By ignoring or not fully understanding history, we can fall into traps where we think we may be doing something good, but that ‘something good’ could actually be a case of seeing the world through rose-colored glasses. Antionette Carroll, founder and CEO of Creative Reaction Lab, spoke to us about the need for equity rather than equality. Equal access to something is an oversimplified model to base any program or design on because it ignores a history of systemic racism and injustice. Equity is about giving people what they need in order to make things fair, and taking into account these systems, it’s clear that historically oppressed and marginalized populations need more support and resources than others.
Vishaan Chakrabarti, architect, urbanist, educator, and author, mirrored this sentiment, noting that our built environment is grossly inequitable due to 400–500 years of a racist colonial history which have manifested in our physical environment. Red-lining, highways through poor neighborhoods, a lack of infrastructure — these are all symptoms of an unhealthy system, and we must think of housing and our built environment as intrinsically connected to our health.
Which brings us to sustainability. The health of our planet is a top priority, and we’ve been lucky to gain so many perspectives into how we can design towards a healthy, clean, biodiverse future. Whether we’re talking about a circular model of manufacturing and construction where everything is repurposed instead of built to become obsolete, or clothing that either biodegrades or lasts for hundreds of years, or water-saving systems that can stave off desertification — all these conversations around sustainable practices will be invaluable moving forward.

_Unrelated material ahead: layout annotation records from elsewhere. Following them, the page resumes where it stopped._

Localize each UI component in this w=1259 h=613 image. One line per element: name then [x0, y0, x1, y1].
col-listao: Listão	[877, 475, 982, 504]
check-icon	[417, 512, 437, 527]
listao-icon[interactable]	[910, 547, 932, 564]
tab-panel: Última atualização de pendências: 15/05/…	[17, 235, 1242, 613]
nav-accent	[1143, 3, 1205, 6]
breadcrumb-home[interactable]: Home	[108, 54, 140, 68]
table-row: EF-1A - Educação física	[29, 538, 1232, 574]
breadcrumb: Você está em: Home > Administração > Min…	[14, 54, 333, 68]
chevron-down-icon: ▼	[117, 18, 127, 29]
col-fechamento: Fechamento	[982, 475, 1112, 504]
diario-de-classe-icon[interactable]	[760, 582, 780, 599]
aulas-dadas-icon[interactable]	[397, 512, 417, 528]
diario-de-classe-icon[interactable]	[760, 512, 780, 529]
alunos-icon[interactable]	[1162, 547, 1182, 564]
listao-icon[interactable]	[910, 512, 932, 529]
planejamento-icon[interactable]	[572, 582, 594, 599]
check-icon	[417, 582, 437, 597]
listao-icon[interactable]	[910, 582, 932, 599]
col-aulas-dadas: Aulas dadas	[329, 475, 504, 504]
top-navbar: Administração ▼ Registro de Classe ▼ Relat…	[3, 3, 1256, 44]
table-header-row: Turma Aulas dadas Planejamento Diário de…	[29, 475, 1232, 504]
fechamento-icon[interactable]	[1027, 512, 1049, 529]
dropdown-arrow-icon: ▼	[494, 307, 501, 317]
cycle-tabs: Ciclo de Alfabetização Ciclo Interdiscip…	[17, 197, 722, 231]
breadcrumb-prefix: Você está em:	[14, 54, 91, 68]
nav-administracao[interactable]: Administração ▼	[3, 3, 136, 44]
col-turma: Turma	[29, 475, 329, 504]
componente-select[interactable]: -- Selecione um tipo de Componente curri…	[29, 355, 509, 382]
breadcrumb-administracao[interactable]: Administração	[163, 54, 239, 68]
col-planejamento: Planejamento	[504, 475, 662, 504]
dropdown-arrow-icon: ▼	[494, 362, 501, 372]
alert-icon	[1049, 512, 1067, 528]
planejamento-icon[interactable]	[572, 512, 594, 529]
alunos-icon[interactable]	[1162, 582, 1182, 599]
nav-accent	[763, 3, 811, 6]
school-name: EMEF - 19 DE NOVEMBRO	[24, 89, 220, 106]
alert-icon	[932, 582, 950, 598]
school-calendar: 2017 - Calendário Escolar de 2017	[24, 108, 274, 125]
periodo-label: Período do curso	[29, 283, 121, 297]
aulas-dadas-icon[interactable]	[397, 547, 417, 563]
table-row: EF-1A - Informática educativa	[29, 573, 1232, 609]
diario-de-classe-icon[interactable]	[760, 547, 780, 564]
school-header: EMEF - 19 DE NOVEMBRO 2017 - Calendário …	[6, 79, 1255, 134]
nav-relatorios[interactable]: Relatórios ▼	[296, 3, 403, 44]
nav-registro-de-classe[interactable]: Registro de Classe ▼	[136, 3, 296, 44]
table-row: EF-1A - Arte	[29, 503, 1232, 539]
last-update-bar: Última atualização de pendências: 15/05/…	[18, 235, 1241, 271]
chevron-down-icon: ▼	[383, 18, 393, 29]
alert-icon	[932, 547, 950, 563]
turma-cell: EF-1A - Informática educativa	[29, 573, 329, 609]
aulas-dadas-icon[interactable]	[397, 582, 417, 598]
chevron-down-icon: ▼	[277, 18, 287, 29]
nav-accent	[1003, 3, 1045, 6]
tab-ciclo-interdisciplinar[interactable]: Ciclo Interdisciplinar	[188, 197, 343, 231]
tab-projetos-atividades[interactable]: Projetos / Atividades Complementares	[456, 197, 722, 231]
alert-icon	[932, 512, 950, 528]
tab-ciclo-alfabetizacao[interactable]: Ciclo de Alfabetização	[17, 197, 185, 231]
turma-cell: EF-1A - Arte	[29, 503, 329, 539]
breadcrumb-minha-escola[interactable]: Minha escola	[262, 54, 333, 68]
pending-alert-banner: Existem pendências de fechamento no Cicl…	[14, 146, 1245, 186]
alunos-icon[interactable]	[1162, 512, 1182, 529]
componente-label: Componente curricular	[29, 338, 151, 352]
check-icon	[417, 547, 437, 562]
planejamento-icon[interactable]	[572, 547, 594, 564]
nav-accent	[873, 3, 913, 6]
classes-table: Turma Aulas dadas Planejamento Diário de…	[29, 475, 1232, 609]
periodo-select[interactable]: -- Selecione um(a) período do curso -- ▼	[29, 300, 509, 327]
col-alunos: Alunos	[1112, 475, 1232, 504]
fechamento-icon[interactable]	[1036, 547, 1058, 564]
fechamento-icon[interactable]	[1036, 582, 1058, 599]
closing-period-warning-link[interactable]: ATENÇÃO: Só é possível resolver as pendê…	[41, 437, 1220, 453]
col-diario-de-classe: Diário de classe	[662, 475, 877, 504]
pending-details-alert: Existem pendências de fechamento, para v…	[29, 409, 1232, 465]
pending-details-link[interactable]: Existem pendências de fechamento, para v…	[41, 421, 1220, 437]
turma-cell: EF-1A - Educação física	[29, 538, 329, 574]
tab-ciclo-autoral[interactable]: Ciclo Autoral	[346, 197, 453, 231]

So what’s next? We have been obsessed this year with thinking about the “Why”, and have come to be particularly inspired by questions we don’t know how to answer. This has led us to research and gain insights into so many diverse perspectives, to fill blind spots and continue to build an awareness of what it means to part of this collective, human endeavor. We will continue to ask questions, to understand who we are designing with, to push forward into a post-COVID landscape of increasing digitization and understand what that means for our physical, built environment. We welcome the challenges and possibilities of the coming months and years, and know that, while it certainly won’t be easy, we can create positive change through open, honest, transparent dialogue between diverse groups of people working towards a healthy future.